His dramatic talk contrasts markedly with the cautious public
pronouncements of his immediate predecessor David Behan. Cozens
doesn’t seem to look over his shoulder much. In fact, he is
prepared to ignore some critics, having already been slammed in two
Daily Mail editorials when director of social services in
Gloucestershire – “think mad, then do it” being
the most memorable criticism of his management. “I’m
not sure how much time we should waste trying to convince the
sceptics,” he says.

It’s tempting to draw a link between his idealism and the
formative experiences he uses to explain his choice of a social
work career and his continuing commitment to its ideals. Both
Cozens’ parents died when he was young – his father
when he was 13, his mother while he was at university, both after
long illnesses during which he and his siblings were carers.

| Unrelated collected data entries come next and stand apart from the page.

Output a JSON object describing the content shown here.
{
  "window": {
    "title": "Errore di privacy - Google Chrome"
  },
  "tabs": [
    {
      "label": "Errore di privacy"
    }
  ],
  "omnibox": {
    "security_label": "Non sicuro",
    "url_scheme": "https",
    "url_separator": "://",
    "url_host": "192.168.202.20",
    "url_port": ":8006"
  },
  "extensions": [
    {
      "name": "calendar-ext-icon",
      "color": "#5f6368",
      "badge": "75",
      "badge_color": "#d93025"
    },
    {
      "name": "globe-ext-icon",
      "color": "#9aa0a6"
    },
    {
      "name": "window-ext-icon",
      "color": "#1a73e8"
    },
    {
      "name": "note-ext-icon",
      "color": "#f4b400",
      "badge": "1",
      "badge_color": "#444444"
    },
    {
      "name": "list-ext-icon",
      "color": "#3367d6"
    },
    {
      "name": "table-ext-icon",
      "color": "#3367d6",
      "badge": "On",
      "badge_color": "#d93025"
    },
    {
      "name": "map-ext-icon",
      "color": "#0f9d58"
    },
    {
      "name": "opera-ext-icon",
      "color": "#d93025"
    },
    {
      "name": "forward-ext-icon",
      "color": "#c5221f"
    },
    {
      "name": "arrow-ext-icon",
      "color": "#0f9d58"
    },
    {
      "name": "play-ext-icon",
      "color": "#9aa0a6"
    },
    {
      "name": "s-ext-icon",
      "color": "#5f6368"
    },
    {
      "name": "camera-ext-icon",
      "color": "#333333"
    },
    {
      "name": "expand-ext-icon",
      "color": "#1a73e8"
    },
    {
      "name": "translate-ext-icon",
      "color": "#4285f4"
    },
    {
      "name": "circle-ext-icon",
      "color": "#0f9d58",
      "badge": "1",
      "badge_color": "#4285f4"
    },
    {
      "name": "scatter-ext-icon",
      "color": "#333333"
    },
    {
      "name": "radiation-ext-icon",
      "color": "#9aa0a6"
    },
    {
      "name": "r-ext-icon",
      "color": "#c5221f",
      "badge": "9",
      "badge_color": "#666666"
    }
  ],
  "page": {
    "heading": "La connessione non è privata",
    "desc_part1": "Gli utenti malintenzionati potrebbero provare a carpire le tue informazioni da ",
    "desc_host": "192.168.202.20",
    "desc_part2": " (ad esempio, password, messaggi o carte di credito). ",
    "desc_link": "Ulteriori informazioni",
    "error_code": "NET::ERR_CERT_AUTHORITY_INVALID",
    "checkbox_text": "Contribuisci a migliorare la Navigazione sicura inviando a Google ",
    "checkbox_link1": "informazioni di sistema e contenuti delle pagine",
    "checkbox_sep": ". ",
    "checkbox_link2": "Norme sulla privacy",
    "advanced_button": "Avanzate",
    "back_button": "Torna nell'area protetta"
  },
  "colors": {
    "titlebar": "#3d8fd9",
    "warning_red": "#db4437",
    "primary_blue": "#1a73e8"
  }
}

The second experience he cites came later in life. He was
working hard, “trying to be the perfect social worker,
driving myself into the ground, in a place where there were very
few other services, so I was trying to offer the level of support
that people wanted”. He was pulled up short by a diagnosis of
testicular cancer and found himself in hospital, next to a fellow
patient who had a more advanced illness and was too traumatised to
consent to his operation. Staff were struggling to communicate with
him because he had a learning difficulty, and Cozens became an
impromptu advocate. Certainly a salutary lesson on the importance
of social care skills in an NHS setting.

Then he was director of social services in Gloucestershire at
the time of the infamous Gloucestershire judgement, which allowed
the withdrawal of services after redrawing of eligibility criteria
and reassessment of need. “That’s the thing I most
regret professionally,” Cozens says. “Not because it
wasn’t the right thing to do, but because it slammed the door
shut on the possibility that that piece of legislation could meet
all the aspirations of disabled and older people. It legitimised
social care being framed by financial considerations.”

Surely the root of many of his ideas is obvious when he adds:
“Part of my motivation is to put that right.”